2021-05-05T17:43:03.596Z


Public employees may flex their hours when they have discomfort derived from the rule and make up the time not worked in a maximum of three months


A woman holds a tampon in her hands.getty

Girona City Council workers will have a bag of eight hours per month to be absent from their job due to discomfort derived from menstruation. This is a measure of flexible hours, since public employees will have to make up the hours spent in a maximum period of three months. The proposal was approved last week unanimously at the General Negotiation Table of the City Council and will have to be ratified by the plenary session to be held in June. The deputy mayor and councilor for the Treasury and Interior Regime of the City Council, Mª Àngels Planas, celebrates that Girona is a pioneer in Spain in a measure that will allow "reconciling the right to health and well-being at work."They have promoted the leave - which will not entail sick leave or spend vacation days - a group of workers in agreement with the majority union in the City Council, Intersindical.

"If you feel unwell in the morning, you can start two hours later or leave in the middle of the morning if that is when you have symptoms," explains Planas, who points out that menstruation "is not a disease, but an indisposition of a certain moment." "Until now the workers had to take days off or vacations," explains the secretary of Feminism of Intersindical in the Girona region, Zaida Vidal, who states that the initial request was that the leave was 16 hours. Planas explains that the City Council estimated the maximum time that the inconvenience of the rule can last at eight hours. Vidal values ​​the agreement "very positively", which will modify the City Council's collective agreement, on an issue that "historically has been highly stigmatized and very taboo." It highlights that, when the workers made the request,the union sought information on similar measures and only found precedents in Italy and Japan.

"It can be reviewed to get more hours, paid leave and extend it to menopause"

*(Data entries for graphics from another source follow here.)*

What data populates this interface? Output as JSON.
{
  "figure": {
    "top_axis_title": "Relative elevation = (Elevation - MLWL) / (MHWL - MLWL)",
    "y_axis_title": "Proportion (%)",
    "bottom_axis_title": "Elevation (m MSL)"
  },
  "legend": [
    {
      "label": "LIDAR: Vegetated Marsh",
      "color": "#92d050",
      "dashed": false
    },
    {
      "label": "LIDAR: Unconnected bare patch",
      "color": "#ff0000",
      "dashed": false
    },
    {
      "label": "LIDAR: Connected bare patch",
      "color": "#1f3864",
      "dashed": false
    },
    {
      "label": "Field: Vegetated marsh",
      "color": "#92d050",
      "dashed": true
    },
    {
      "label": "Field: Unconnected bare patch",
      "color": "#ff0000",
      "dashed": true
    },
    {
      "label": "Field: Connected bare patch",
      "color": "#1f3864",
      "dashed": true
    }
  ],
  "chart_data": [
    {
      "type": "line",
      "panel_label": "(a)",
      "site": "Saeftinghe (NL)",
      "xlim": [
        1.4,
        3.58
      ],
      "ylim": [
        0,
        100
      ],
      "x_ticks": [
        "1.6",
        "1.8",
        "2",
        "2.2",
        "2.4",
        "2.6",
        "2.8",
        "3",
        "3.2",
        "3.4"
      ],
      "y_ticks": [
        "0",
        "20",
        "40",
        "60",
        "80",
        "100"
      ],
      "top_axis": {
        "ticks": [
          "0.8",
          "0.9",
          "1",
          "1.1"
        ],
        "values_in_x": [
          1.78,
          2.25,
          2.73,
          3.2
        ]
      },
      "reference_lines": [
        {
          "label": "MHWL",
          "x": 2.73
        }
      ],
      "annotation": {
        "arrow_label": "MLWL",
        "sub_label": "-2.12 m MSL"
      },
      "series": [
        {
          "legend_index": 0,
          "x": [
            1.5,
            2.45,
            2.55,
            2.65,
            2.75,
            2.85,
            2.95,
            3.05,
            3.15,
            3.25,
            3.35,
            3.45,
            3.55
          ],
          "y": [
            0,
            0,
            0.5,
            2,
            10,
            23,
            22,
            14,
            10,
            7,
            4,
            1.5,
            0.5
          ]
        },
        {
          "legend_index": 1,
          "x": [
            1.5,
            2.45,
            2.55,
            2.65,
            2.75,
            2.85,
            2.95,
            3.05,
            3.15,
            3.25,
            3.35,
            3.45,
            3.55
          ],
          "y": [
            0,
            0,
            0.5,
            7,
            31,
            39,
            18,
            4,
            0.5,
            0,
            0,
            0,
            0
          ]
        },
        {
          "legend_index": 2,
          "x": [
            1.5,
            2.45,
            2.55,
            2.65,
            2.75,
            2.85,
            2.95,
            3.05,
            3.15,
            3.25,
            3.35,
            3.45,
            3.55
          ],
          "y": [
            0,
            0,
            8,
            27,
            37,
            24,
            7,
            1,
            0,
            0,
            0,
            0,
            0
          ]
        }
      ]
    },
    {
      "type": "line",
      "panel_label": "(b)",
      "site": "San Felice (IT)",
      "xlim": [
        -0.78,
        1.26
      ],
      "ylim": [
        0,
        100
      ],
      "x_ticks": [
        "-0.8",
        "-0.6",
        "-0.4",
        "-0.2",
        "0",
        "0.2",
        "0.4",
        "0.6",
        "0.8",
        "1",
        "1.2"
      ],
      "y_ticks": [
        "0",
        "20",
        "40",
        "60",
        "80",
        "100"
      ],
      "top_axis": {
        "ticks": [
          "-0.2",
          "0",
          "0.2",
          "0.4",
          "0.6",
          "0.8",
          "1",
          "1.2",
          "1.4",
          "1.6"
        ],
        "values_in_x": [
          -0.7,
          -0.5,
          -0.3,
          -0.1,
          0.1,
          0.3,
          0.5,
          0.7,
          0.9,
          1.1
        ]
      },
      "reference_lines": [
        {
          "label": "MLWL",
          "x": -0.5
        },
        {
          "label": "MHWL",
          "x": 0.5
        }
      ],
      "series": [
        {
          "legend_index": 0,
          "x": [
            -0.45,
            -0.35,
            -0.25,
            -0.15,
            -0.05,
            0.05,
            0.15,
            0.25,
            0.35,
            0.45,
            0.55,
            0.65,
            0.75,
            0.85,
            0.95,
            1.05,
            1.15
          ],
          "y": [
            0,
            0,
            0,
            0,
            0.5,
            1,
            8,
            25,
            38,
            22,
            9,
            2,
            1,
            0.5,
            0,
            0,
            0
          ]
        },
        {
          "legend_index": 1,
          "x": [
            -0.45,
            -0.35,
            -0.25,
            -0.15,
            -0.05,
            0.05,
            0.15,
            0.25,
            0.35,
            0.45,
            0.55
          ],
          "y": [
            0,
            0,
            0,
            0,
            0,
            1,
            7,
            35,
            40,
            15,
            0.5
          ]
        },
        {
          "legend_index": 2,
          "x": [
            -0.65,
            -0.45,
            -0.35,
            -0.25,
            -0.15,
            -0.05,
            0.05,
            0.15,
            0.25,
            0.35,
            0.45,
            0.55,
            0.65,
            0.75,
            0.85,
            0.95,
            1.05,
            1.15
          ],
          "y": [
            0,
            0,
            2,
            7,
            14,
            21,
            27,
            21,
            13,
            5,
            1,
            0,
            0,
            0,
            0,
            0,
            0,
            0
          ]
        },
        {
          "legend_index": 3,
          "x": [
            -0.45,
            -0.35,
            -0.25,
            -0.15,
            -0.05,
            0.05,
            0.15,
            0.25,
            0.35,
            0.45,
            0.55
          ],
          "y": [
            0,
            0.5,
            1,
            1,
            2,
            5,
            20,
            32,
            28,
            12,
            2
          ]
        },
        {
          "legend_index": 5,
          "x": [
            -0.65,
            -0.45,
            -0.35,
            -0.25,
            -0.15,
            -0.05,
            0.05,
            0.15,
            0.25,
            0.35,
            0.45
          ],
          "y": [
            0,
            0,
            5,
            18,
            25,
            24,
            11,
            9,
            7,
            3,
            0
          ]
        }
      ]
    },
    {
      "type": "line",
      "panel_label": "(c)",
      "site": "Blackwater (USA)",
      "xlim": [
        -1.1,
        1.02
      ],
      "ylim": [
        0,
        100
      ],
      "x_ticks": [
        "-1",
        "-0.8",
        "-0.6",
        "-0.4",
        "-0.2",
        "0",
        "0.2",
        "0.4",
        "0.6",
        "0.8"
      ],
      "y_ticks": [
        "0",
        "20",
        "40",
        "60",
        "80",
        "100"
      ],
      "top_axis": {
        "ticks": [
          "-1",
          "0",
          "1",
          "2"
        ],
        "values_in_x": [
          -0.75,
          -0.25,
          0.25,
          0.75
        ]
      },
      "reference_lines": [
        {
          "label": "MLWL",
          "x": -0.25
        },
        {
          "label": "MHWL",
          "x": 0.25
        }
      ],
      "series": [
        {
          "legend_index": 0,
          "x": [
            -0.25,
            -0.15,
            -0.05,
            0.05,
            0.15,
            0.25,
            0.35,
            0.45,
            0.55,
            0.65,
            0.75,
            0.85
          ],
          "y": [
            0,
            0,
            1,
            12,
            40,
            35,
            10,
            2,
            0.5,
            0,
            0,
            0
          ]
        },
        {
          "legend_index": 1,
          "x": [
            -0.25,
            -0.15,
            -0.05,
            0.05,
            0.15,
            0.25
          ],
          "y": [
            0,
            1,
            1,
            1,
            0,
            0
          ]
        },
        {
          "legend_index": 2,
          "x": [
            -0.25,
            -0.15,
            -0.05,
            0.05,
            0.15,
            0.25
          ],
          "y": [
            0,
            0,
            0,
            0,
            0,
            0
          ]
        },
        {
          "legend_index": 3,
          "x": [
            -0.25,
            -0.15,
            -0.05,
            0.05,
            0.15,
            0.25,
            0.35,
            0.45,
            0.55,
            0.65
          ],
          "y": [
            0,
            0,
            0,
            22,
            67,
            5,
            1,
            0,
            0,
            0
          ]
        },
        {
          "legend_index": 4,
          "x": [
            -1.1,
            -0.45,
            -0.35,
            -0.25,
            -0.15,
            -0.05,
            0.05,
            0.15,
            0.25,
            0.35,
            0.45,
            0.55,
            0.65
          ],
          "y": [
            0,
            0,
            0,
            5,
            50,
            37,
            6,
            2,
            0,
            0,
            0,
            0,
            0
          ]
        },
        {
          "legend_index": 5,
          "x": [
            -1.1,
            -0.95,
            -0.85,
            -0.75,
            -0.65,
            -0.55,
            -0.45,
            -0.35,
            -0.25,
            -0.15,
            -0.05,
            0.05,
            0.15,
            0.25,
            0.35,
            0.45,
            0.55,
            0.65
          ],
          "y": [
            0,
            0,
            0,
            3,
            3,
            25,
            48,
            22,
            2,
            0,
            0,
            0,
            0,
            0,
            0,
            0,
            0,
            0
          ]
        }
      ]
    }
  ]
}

The deputy mayor sees menstrual leave, a measure that will be applied to civil servants and temporary women, as a way to show that the Consistory, governed by Junts per Catalunya, and ERC, is "sensitive to women's rights." Vidal believes that the menstrual leave, which must be approved in the ordinary plenary session on June 14 to take effect immediately, puts a debate on the table to extend the measure to other municipalities and companies. "It can be reviewed to get more hours, paid leave and extend it to menopause," he says, while waiting for it to end up becoming an "acquired right." Upon its approval, the Feminism secretary is confident that the measure will go ahead, due to the diverse representation that is already in the General Negotiation Table.

In a statement, Intersindical stated that "it does not want in any way to further stigmatize women or cover diseases related to menstruation such as dysmenorrhea and endometriosis." He pointed out that "the rule does not have to be painful, but it can cause specific annoyances and it is in reference to these that the permit focuses."